All right, this is really long, I suck at making decent transitions/conclusions (blame it in the cold I caught–probably from my students, ugh), and I need to go clean up my apartment before it gets too late. Apologies for the mammoth post.


For every up, there’s always a down somewhere. And the higher and more elating the up is, the more devastating the down ends up being.

The up: getting an e-mail from David Kirschner, the creator of Pirates of Dark Water, thanking me personally for the effort I put into my fan site for the show, and even going so far as to offer to take me out to lunch if I ever find myself in Los Angeles. And yes, I did verify (to the best of my ability–meaning, I recognized the e-mail address, and I ran a WHOIS search on an IP listed in the full header info) that it’s legitimate. It had me on freaking cloud nine ever since I saw the message on Wednesday night. I sent a response that night (and, naturally, made sure to ask the Big Questions: how was it supposed to end? There are rumors that you want to bring it back–are they true? There are many more, but I’ll start with those), and am hoping that he’ll respond!

The down: hearing this afternoon that Adam Stevens, a good friend from Georgia Tech (Computer Science ’04–he entered in 1999 with me, and we had CS and Japanese classes together for a couple of years, before I gave up on CS and he gave up on Japanese), was found dead in his apartment yesterday morning.

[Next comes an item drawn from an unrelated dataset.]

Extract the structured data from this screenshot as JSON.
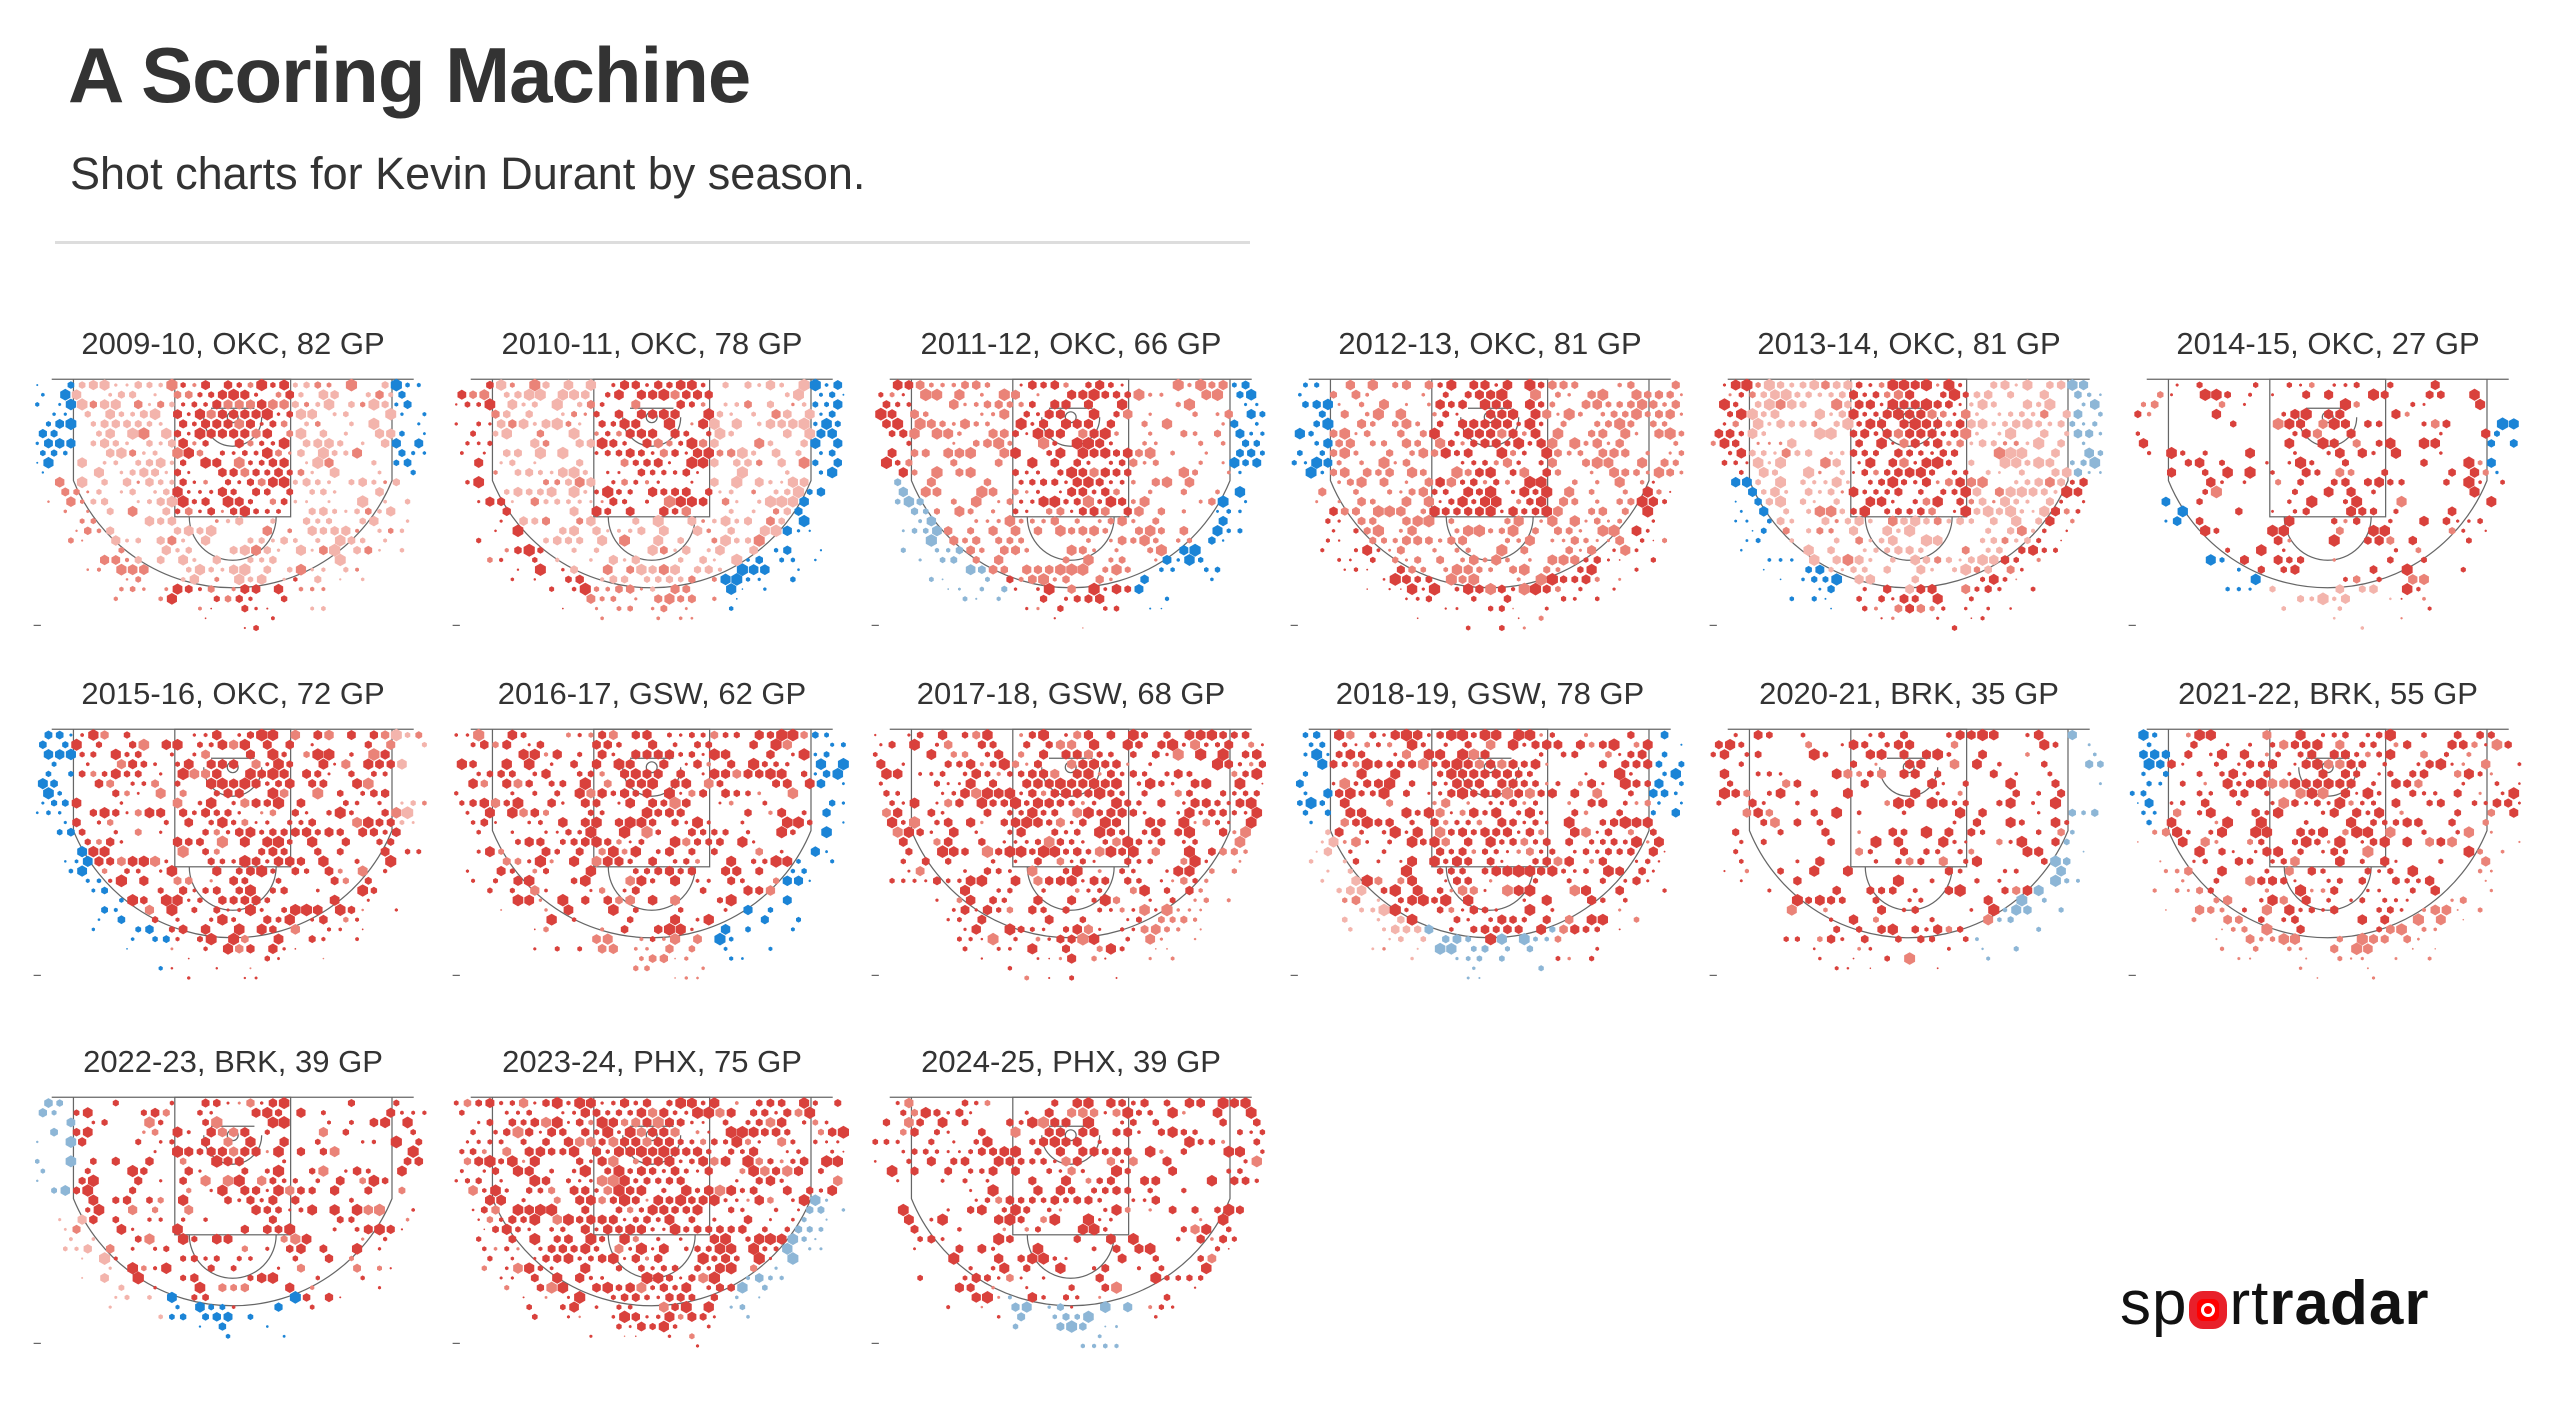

It has me really, really shaken up, and actually having to talk about it–explaining to my BOE why I was 45 minutes late coming back to work from my lunch break and why I missed my bus, explaining to today’s school why I didn’t get to write up a congratulatory graduation statement to the 6th-graders (which I was going to do during the 2 hours I would have had to wait for my class, had I taken the bus), and so on–has been very hard to do. Silently, with nobody else around or talking to me, I can keep it together fairly well, and being in the classroom distracted me from dwelling on it as well.

I’ve never handled death well (it’s the one thing I’m truly afraid of–it’s completely irrational and childish, but I can’t handle thinking about my own mortality). The cause of his death is unknown, or was when I last heard. He was a really wonderful guy, always positive in the face of adversity, passionate about things that were important to him, charming in his friendly geekiness, and one of the greatest guys I’ve had the fortune of knowing. You know the saying, “You don’t know what you have until it’s gone?” That was never the case with him–I always felt really fortunate to have him as a friend, and was grateful for it.

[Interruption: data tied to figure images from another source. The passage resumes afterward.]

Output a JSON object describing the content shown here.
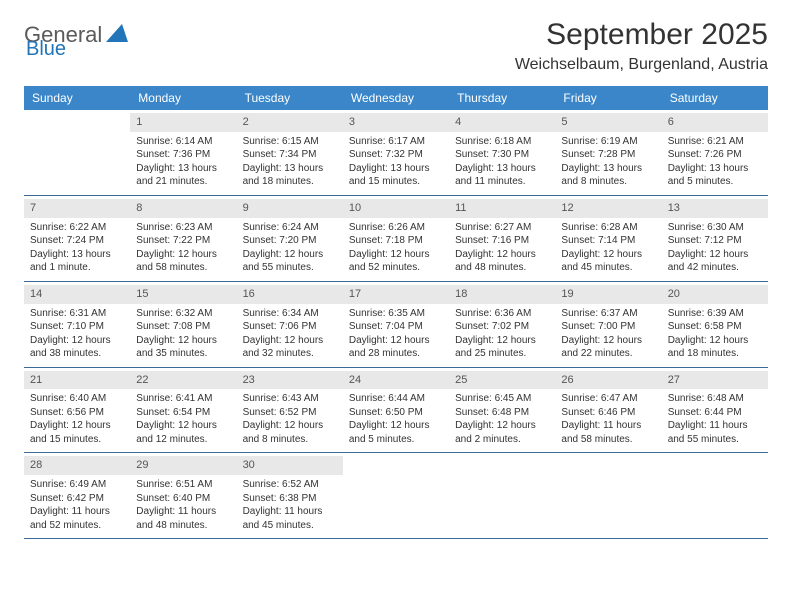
{
  "logo": {
    "text1": "General",
    "text2": "Blue"
  },
  "title": "September 2025",
  "location": "Weichselbaum, Burgenland, Austria",
  "colors": {
    "header_bg": "#3a86c8",
    "header_text": "#ffffff",
    "daynum_bg": "#e8e8e8",
    "row_border": "#3a6a9a",
    "logo_gray": "#5a5a5a",
    "logo_blue": "#2175b8",
    "text": "#333333"
  },
  "day_names": [
    "Sunday",
    "Monday",
    "Tuesday",
    "Wednesday",
    "Thursday",
    "Friday",
    "Saturday"
  ],
  "weeks": [
    [
      {
        "empty": true
      },
      {
        "num": "1",
        "sunrise": "Sunrise: 6:14 AM",
        "sunset": "Sunset: 7:36 PM",
        "daylight1": "Daylight: 13 hours",
        "daylight2": "and 21 minutes."
      },
      {
        "num": "2",
        "sunrise": "Sunrise: 6:15 AM",
        "sunset": "Sunset: 7:34 PM",
        "daylight1": "Daylight: 13 hours",
        "daylight2": "and 18 minutes."
      },
      {
        "num": "3",
        "sunrise": "Sunrise: 6:17 AM",
        "sunset": "Sunset: 7:32 PM",
        "daylight1": "Daylight: 13 hours",
        "daylight2": "and 15 minutes."
      },
      {
        "num": "4",
        "sunrise": "Sunrise: 6:18 AM",
        "sunset": "Sunset: 7:30 PM",
        "daylight1": "Daylight: 13 hours",
        "daylight2": "and 11 minutes."
      },
      {
        "num": "5",
        "sunrise": "Sunrise: 6:19 AM",
        "sunset": "Sunset: 7:28 PM",
        "daylight1": "Daylight: 13 hours",
        "daylight2": "and 8 minutes."
      },
      {
        "num": "6",
        "sunrise": "Sunrise: 6:21 AM",
        "sunset": "Sunset: 7:26 PM",
        "daylight1": "Daylight: 13 hours",
        "daylight2": "and 5 minutes."
      }
    ],
    [
      {
        "num": "7",
        "sunrise": "Sunrise: 6:22 AM",
        "sunset": "Sunset: 7:24 PM",
        "daylight1": "Daylight: 13 hours",
        "daylight2": "and 1 minute."
      },
      {
        "num": "8",
        "sunrise": "Sunrise: 6:23 AM",
        "sunset": "Sunset: 7:22 PM",
        "daylight1": "Daylight: 12 hours",
        "daylight2": "and 58 minutes."
      },
      {
        "num": "9",
        "sunrise": "Sunrise: 6:24 AM",
        "sunset": "Sunset: 7:20 PM",
        "daylight1": "Daylight: 12 hours",
        "daylight2": "and 55 minutes."
      },
      {
        "num": "10",
        "sunrise": "Sunrise: 6:26 AM",
        "sunset": "Sunset: 7:18 PM",
        "daylight1": "Daylight: 12 hours",
        "daylight2": "and 52 minutes."
      },
      {
        "num": "11",
        "sunrise": "Sunrise: 6:27 AM",
        "sunset": "Sunset: 7:16 PM",
        "daylight1": "Daylight: 12 hours",
        "daylight2": "and 48 minutes."
      },
      {
        "num": "12",
        "sunrise": "Sunrise: 6:28 AM",
        "sunset": "Sunset: 7:14 PM",
        "daylight1": "Daylight: 12 hours",
        "daylight2": "and 45 minutes."
      },
      {
        "num": "13",
        "sunrise": "Sunrise: 6:30 AM",
        "sunset": "Sunset: 7:12 PM",
        "daylight1": "Daylight: 12 hours",
        "daylight2": "and 42 minutes."
      }
    ],
    [
      {
        "num": "14",
        "sunrise": "Sunrise: 6:31 AM",
        "sunset": "Sunset: 7:10 PM",
        "daylight1": "Daylight: 12 hours",
        "daylight2": "and 38 minutes."
      },
      {
        "num": "15",
        "sunrise": "Sunrise: 6:32 AM",
        "sunset": "Sunset: 7:08 PM",
        "daylight1": "Daylight: 12 hours",
        "daylight2": "and 35 minutes."
      },
      {
        "num": "16",
        "sunrise": "Sunrise: 6:34 AM",
        "sunset": "Sunset: 7:06 PM",
        "daylight1": "Daylight: 12 hours",
        "daylight2": "and 32 minutes."
      },
      {
        "num": "17",
        "sunrise": "Sunrise: 6:35 AM",
        "sunset": "Sunset: 7:04 PM",
        "daylight1": "Daylight: 12 hours",
        "daylight2": "and 28 minutes."
      },
      {
        "num": "18",
        "sunrise": "Sunrise: 6:36 AM",
        "sunset": "Sunset: 7:02 PM",
        "daylight1": "Daylight: 12 hours",
        "daylight2": "and 25 minutes."
      },
      {
        "num": "19",
        "sunrise": "Sunrise: 6:37 AM",
        "sunset": "Sunset: 7:00 PM",
        "daylight1": "Daylight: 12 hours",
        "daylight2": "and 22 minutes."
      },
      {
        "num": "20",
        "sunrise": "Sunrise: 6:39 AM",
        "sunset": "Sunset: 6:58 PM",
        "daylight1": "Daylight: 12 hours",
        "daylight2": "and 18 minutes."
      }
    ],
    [
      {
        "num": "21",
        "sunrise": "Sunrise: 6:40 AM",
        "sunset": "Sunset: 6:56 PM",
        "daylight1": "Daylight: 12 hours",
        "daylight2": "and 15 minutes."
      },
      {
        "num": "22",
        "sunrise": "Sunrise: 6:41 AM",
        "sunset": "Sunset: 6:54 PM",
        "daylight1": "Daylight: 12 hours",
        "daylight2": "and 12 minutes."
      },
      {
        "num": "23",
        "sunrise": "Sunrise: 6:43 AM",
        "sunset": "Sunset: 6:52 PM",
        "daylight1": "Daylight: 12 hours",
        "daylight2": "and 8 minutes."
      },
      {
        "num": "24",
        "sunrise": "Sunrise: 6:44 AM",
        "sunset": "Sunset: 6:50 PM",
        "daylight1": "Daylight: 12 hours",
        "daylight2": "and 5 minutes."
      },
      {
        "num": "25",
        "sunrise": "Sunrise: 6:45 AM",
        "sunset": "Sunset: 6:48 PM",
        "daylight1": "Daylight: 12 hours",
        "daylight2": "and 2 minutes."
      },
      {
        "num": "26",
        "sunrise": "Sunrise: 6:47 AM",
        "sunset": "Sunset: 6:46 PM",
        "daylight1": "Daylight: 11 hours",
        "daylight2": "and 58 minutes."
      },
      {
        "num": "27",
        "sunrise": "Sunrise: 6:48 AM",
        "sunset": "Sunset: 6:44 PM",
        "daylight1": "Daylight: 11 hours",
        "daylight2": "and 55 minutes."
      }
    ],
    [
      {
        "num": "28",
        "sunrise": "Sunrise: 6:49 AM",
        "sunset": "Sunset: 6:42 PM",
        "daylight1": "Daylight: 11 hours",
        "daylight2": "and 52 minutes."
      },
      {
        "num": "29",
        "sunrise": "Sunrise: 6:51 AM",
        "sunset": "Sunset: 6:40 PM",
        "daylight1": "Daylight: 11 hours",
        "daylight2": "and 48 minutes."
      },
      {
        "num": "30",
        "sunrise": "Sunrise: 6:52 AM",
        "sunset": "Sunset: 6:38 PM",
        "daylight1": "Daylight: 11 hours",
        "daylight2": "and 45 minutes."
      },
      {
        "empty": true
      },
      {
        "empty": true
      },
      {
        "empty": true
      },
      {
        "empty": true
      }
    ]
  ]
}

While we didn’t really keep in touch with each other as well as we could have after he graduated (a year before me–he was really busy from the moment he stepped off Tech’s campus, first with finding a job and then with the job itself, granted, but we did manage to catch a viewing of Star Wars Episode 3 in the weeks before I left for Japan), I really valued our friendship and loved hanging out with him. When we parted ways after the movie, we gave each other a big hug and I told him to come visit me in Japan anytime…and that’s not possible anymore, nor is any visit of any kind. I’m never going to see him again. As silly as it sounds, I wish I were back in Atlanta, even though that wouldn’t make any difference–most of the mutual friends I had with Adam don’t live in Atlanta anymore.

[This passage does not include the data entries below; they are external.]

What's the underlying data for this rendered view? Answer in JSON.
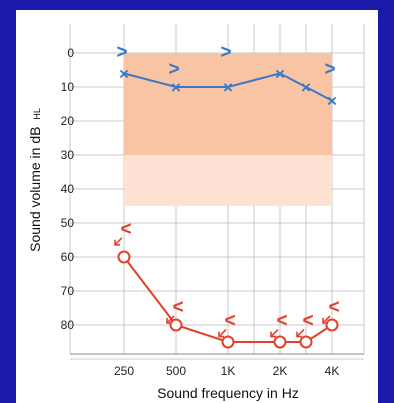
{
  "chart_data": {
    "type": "line",
    "title": "",
    "xlabel": "Sound frequency in Hz",
    "ylabel_main": "Sound volume in dB",
    "ylabel_sub": "HL",
    "ylim": [
      0,
      90
    ],
    "y_inverted": true,
    "grid": true,
    "x_tick_labels": [
      "250",
      "500",
      "1K",
      "2K",
      "4K"
    ],
    "y_ticks": [
      0,
      10,
      20,
      30,
      40,
      50,
      60,
      70,
      80
    ],
    "x_positions": [
      "250",
      "500",
      "1K",
      "1.5K",
      "2K",
      "3K",
      "4K"
    ],
    "normal_range": {
      "strong_from": 0,
      "strong_to": 30,
      "light_from": 30,
      "light_to": 45,
      "x_from": "250",
      "x_to": "4K"
    },
    "series": [
      {
        "symbol": "x",
        "values": [
          6,
          10,
          10,
          null,
          6,
          10,
          14
        ],
        "masked_values": [
          0,
          5,
          0,
          null,
          null,
          null,
          5
        ],
        "color": "#3a78c8"
      },
      {
        "symbol": "o",
        "values": [
          60,
          80,
          85,
          null,
          85,
          85,
          80
        ],
        "masked_values": [
          52,
          75,
          79,
          null,
          79,
          79,
          75
        ],
        "color": "#e0422c"
      }
    ]
  },
  "colors": {
    "background": "#1a1aa8",
    "normal_range_strong": "#f9c4a3",
    "normal_range_light": "#fde2d3",
    "grid": "#c8c8c8"
  }
}
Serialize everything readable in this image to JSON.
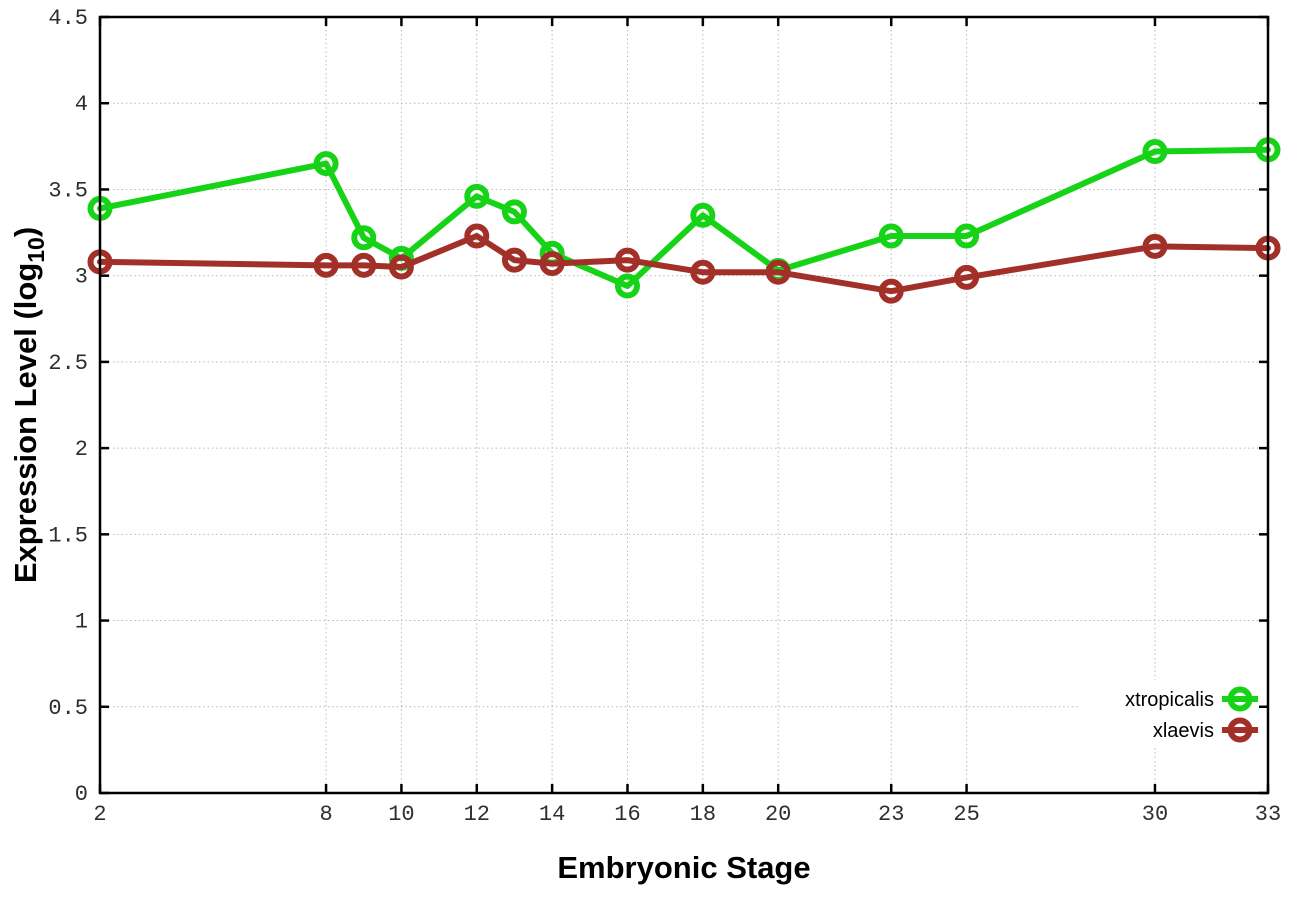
{
  "figure": {
    "background": "#ffffff",
    "plot_background": "#ffffff",
    "border_color": "#000000",
    "grid_color": "#b9b9b9",
    "tick_label_color": "#2e2e2e",
    "axis_label_color": "#000000"
  },
  "chart_data": {
    "type": "line",
    "title": "",
    "xlabel": "Embryonic Stage",
    "ylabel": "Expression Level (log10)",
    "ylabel_rich": {
      "prefix": "Expression Level (log",
      "subscript": "10",
      "suffix": ")"
    },
    "xlim": [
      2,
      33
    ],
    "ylim": [
      0,
      4.5
    ],
    "grid": true,
    "x_tick_values": [
      2,
      8,
      10,
      12,
      14,
      16,
      18,
      20,
      23,
      25,
      30,
      33
    ],
    "x_tick_labels": [
      "2",
      "8",
      "10",
      "12",
      "14",
      "16",
      "18",
      "20",
      "23",
      "25",
      "30",
      "33"
    ],
    "y_tick_values": [
      0,
      0.5,
      1,
      1.5,
      2,
      2.5,
      3,
      3.5,
      4,
      4.5
    ],
    "y_tick_labels": [
      "0",
      "0.5",
      "1",
      "1.5",
      "2",
      "2.5",
      "3",
      "3.5",
      "4",
      "4.5"
    ],
    "x": [
      2,
      8,
      9,
      10,
      12,
      13,
      14,
      16,
      18,
      20,
      23,
      25,
      30,
      33
    ],
    "series": [
      {
        "name": "xtropicalis",
        "color": "#17d317",
        "marker": "open-circle",
        "values": [
          3.39,
          3.65,
          3.22,
          3.1,
          3.46,
          3.37,
          3.13,
          2.94,
          3.35,
          3.03,
          3.23,
          3.23,
          3.72,
          3.73
        ]
      },
      {
        "name": "xlaevis",
        "color": "#a23029",
        "marker": "open-circle",
        "values": [
          3.08,
          3.06,
          3.06,
          3.05,
          3.23,
          3.09,
          3.07,
          3.09,
          3.02,
          3.02,
          2.91,
          2.99,
          3.17,
          3.16
        ]
      }
    ],
    "legend": {
      "position": "bottom-right",
      "entries": [
        "xtropicalis",
        "xlaevis"
      ]
    }
  }
}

Today has been difficult. This weekend will be really rough. I hope that the musical will distract me from dwelling on this, and not that this will impact my onstage persona; I was able to handle class today, just several hours after receiving the news, so I suppose I ought to be all right tomorrow, after a full night’s sleep. Lindsay and Hannah have been absolutely wonderful–Hannah couldn’t stay for long, due to having to catch a train, but I’ll be seeing her this weekend when our musical performances start, since she’s our sound engineer. I spent several hours with Lindsay–she invited me to hang out and see a movie tonight, but it feels like it’s midnight and it’s only 8 PM, and I have to recharge for the insanity this weekend will bring.